I used to love press conferences. They were a chance to meet sports people in an informal environment, banter with them and uncover stories that ordinary questions could not.
Some of the most memorable press conferences I’ve ever attended were on golf courses.
At my first Million Dollar in 1992, the new superstar of South African golf joined the press in a converted crèche. Theodore Ernest Els had just played his first competitive round at Sun City in the company of Freddie ‘Boom Boom’ Couples, the charismatic American noted for his monster drives.
‘So Ernie,’ came the first question from the floor, ‘how did your length compare with Freddie’s?’
‘I don’t know,’ came the reply. ‘I didn’t shower with him.’
Some months earlier David Feherty had won the Bell’s Cup at Mowbray.
The Ulster man’s title-winning final round of 72 included 36 putts. In the press conference he said, ‘I shaved so many holes today, I should have been a gynaecologist.’
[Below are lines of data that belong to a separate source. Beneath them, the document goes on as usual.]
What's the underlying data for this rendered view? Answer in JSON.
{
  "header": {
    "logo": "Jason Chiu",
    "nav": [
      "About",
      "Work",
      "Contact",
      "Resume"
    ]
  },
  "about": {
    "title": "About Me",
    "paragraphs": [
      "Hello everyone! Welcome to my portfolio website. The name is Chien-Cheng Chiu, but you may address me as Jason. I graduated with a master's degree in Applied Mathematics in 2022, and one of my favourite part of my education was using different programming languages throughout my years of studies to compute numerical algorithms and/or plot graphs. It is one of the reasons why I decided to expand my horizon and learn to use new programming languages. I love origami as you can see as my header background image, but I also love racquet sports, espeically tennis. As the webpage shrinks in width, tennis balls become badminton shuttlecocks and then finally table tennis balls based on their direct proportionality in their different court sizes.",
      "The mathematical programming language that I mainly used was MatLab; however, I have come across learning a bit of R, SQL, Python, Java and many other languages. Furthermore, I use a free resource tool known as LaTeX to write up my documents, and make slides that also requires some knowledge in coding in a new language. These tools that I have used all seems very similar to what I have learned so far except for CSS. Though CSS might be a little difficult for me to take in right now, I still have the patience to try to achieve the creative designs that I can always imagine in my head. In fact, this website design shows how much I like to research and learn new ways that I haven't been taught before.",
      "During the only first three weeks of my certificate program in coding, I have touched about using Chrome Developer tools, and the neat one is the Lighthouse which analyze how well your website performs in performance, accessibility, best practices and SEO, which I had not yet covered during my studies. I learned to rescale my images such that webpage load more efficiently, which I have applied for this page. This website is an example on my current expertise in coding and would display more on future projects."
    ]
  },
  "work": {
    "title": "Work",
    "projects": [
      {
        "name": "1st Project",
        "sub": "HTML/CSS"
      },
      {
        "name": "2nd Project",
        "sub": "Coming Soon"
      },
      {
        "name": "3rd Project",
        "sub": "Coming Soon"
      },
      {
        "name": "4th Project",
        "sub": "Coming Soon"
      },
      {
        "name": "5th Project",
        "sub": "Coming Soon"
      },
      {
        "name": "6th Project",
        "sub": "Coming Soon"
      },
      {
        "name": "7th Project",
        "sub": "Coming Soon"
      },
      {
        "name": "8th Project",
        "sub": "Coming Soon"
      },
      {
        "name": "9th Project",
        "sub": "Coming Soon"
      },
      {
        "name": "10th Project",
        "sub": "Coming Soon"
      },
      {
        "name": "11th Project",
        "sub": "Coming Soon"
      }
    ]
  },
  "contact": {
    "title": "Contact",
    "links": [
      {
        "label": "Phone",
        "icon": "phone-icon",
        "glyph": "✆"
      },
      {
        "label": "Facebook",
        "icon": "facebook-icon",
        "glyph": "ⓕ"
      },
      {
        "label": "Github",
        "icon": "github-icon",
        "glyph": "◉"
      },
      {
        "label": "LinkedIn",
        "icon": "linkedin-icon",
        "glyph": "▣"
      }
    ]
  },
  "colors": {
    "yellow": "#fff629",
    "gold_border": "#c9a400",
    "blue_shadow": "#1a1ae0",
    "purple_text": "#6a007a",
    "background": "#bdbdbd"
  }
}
A few years later at Glendower came the greatest question from the floor I have ever encountered. It came from a lady representing a best-selling national newspaper who was not au fait with the niceties of golf. She had been sent to write what is known in the trade as a sidebar, a short tangential piece run alongside the main report.
John Bland was wrapping up the summary of his round when the room went quiet. Spotting the gap, the lady jumped up and said, ‘Any holes-in-one today?’
There was a murmur from the back and then a stunned silence. Sometimes you don’t realise what you know until a neophyte reveals such profound ignorance.
To this day I wonder how I would have responded had I been in Blandy’s shoes. Never in a million years would I have answered in the way he did, putting the lady at ease, the golf press in their places and effortlessly retaining his gentlemanly reputation.
‘Not today,’ said Blandy, ‘but I’m hoping for a few tomorrow.’
The problem, of course, is that you can’t print that, not even in a sidebar.
Instinctively, Blandy knew that, but there was another golfer of similar vintage who was not averse to playing games with the press that would result in some very odd things appearing in print.
Simon Hobday was campaigning at Durban Country Club one day in the early 1980s. He wandered into the press room for a chat.
It hadn’t been a great round, nothing to talk about really … but … ‘My playing partner, Tertius Claassens, hit the greatest shot I’ve ever seen off the 1st tee. He carved it straight right over the fence and onto the highway, it hit a lorry, bounced up in the air, hit another lorry and landed back on the middle of the fairway. He made birdie from there.’
The assembled press giggled their respect of a Hobday classic, but one young local reporter took the statement at face value and wrote it all down. It appeared as a front-page teaser in his newspaper the next day.
When he died, 30 years later, now a long-serving and much-loved newspaper man, his friends in the press were still telling the Hobday story.
– This column first appeared in the May 2024 issue of Compleat Golfer magazine.